Zubía ingresó al Ministerio Público en 1981, aún en dictadura. Es hijo del general Eduardo Zubía, considerado como uno de los ideólogos de los sucesos de febrero y  junio de 1973, a quien Zabalza denunció por torturas en la Región Militar número 1. Ello, sin embargo, no le generó ningún reparo ético al fiscal para solicitar el procesamiento de Zabalza. La causa por la manifestación en el Palacio Piria junta al hijo del denunciado con el denunciante, aunque –paradójicamente en un gobierno de izquierda– quien es sometido con celeridad a la justicia es el ex guerrillero.

Comunicado SERPAJ Uruguay ante la solicitud de procesamiento de siete manifestantes

COMUNICADO

El Servicio Paz y Justicia de Uruguay manifiesta su profunda preocupación y absoluto rechazo ante el pedido de procesamiento con prisión de siete militantes sociales por parte de un fiscal.

Los acusados expresaron su disconformidad por el desplazamiento de la jueza Mariana Mota de las causas de violaciones a los derechos humanos perpetradas en el pasado reciente, destinándola a la órbita civil. Esta medida fue considerada discriminatoria y sancionatoria por más de un centenar de ciudadanos y ciudadanas, quienes expresaron su respaldo a la magistrada.

Las posteriores sentencias de la Suprema Corte de Justicia, que en la práctica buscan consagrar la impunidad, fueron condenadas por muchos organismos internacionales.
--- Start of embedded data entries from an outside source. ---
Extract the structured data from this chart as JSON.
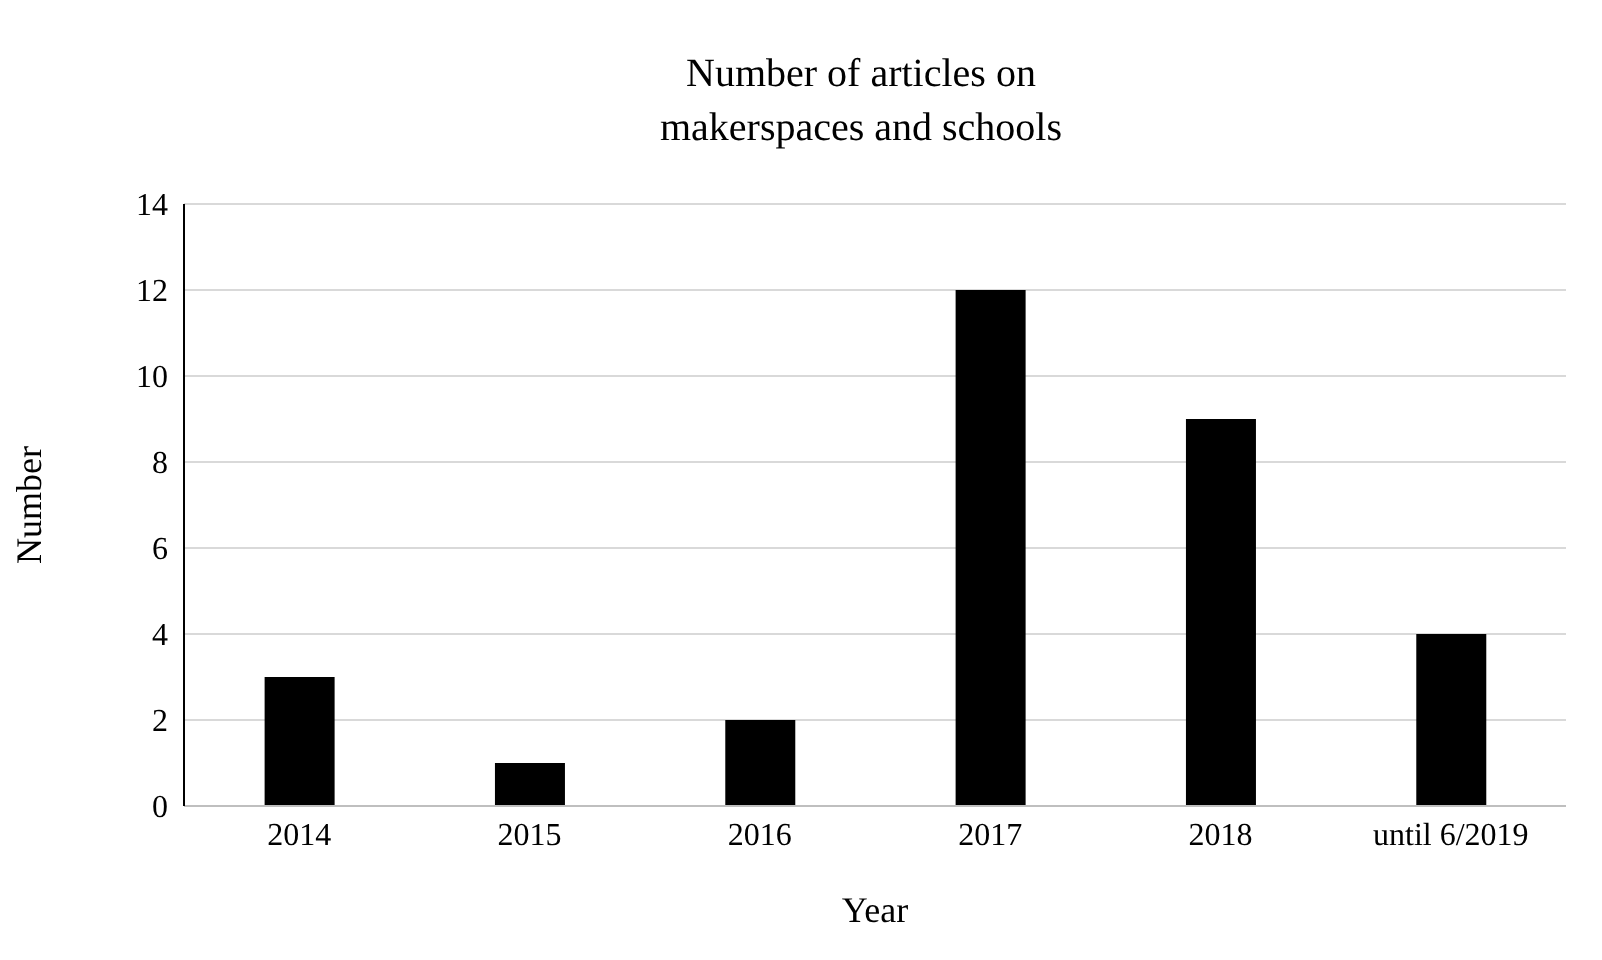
{
  "chart_data": {
    "type": "bar",
    "title": "Number of articles on makerspaces and schools",
    "xlabel": "Year",
    "ylabel": "Number",
    "categories": [
      "2014",
      "2015",
      "2016",
      "2017",
      "2018",
      "until 6/2019"
    ],
    "values": [
      3,
      1,
      2,
      12,
      9,
      4
    ],
    "color": "#000000",
    "ylim": [
      0,
      14
    ],
    "yticks": [
      0,
      2,
      4,
      6,
      8,
      10,
      12,
      14
    ],
    "grid": "y"
  }
}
Esto muestra el grave deterioro que en materia de respeto y defensa de los derechos humanos sufre hoy nuestro país ante la pasividad del sistema político.

La desproporción de la acusación fiscal frente a la protesta, conforma un elemento más que refuerza la escalada de violencia institucional en la que vienen incurriendo determinados actores estatales en perjuicio de los movimientos sociales, de las organizaciones de la sociedad civil y condenando y estigmatizando a ciertos grupos sociales (como son los pobres y los jóvenes).

La criminalización de la protesta social forma parte de los métodos más totalitarios y represivos a los que apelan los Estados para negar la justicia a quienes la reclaman.

Una Justicia verdaderamente independiente y garantista de los derechos de la ciudadanía, debería condenar esas prácticas en vez de avalarlas.